Jamie Williamson, owner of the neighbouring Alvie and Dalraddy estates, also expressed concern about the project’s oversight. He recounted seeing two diggers in close proximity – one pulling up carbon-trapping peat, while the other covered it with more soil – “supposedly all to achieve carbon credits”.
Whether the forest at Kinrara is “lost” for good remains to be seen. BrewDog would not comment on how many of the 3m trees it pledged to plant had been “established”.

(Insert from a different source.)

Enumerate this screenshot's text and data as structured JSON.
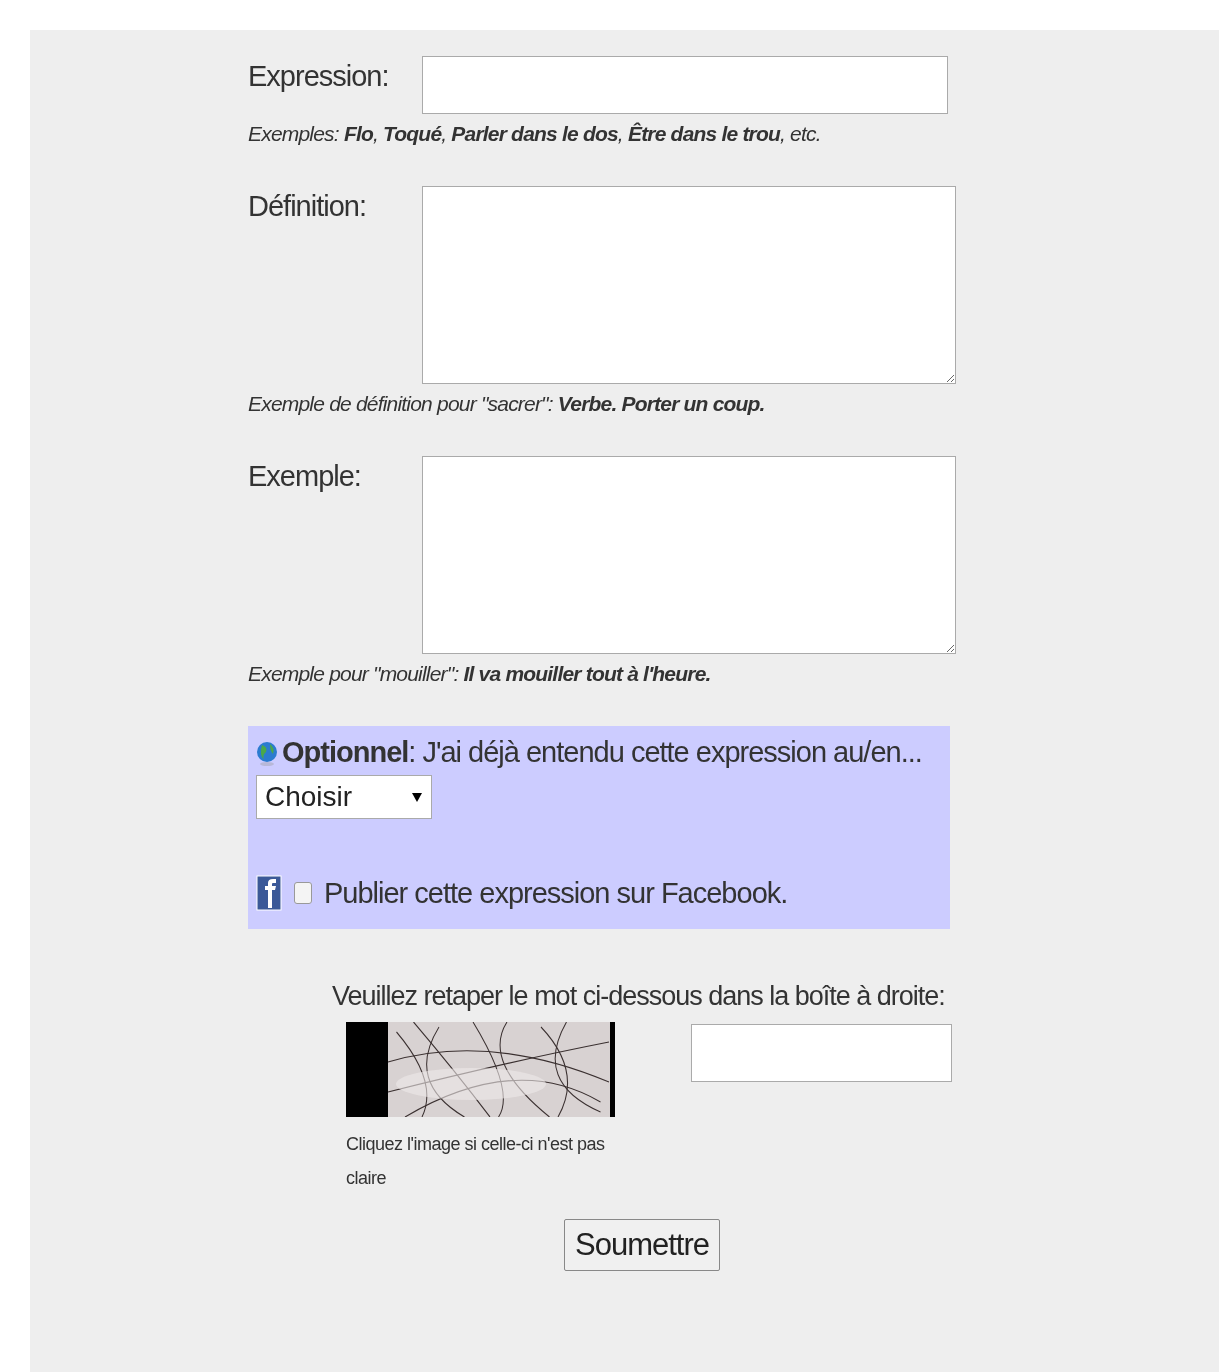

The estate’s new owner, Oxygen Conservation, says it has ambitions to be the first £1bn seller of carbon credits in the UK. In the four years since its founding, the startup has acquired 12 estates in the UK covering more than 20,200 hectares.
It would not disclose the sum it paid for Kinrara, but Williamson and Kempe said it was probably “over the odds” given the state of the land and £2.1m liability in grants that BrewDog took from the Scottish government to replant trees after the drought. If the trees don’t take root and start sucking up carbon, it is understood that Oxygen Conservation will be asked to repay the amount.
A spokesperson for BrewDog said: “We’re not commenting on the financial arrangements of the sale of the Lost Forest. We’re proud of all that has been achieved and of the legacy we leave, but the time is right to hand over the reins to an organisation that specialises in protecting and investing in natural capital.”
They said that decarbonisation remains a key target, but that future efforts would centre on operations and the supply chain, “as this is where we believe we can really make a meaningful difference”.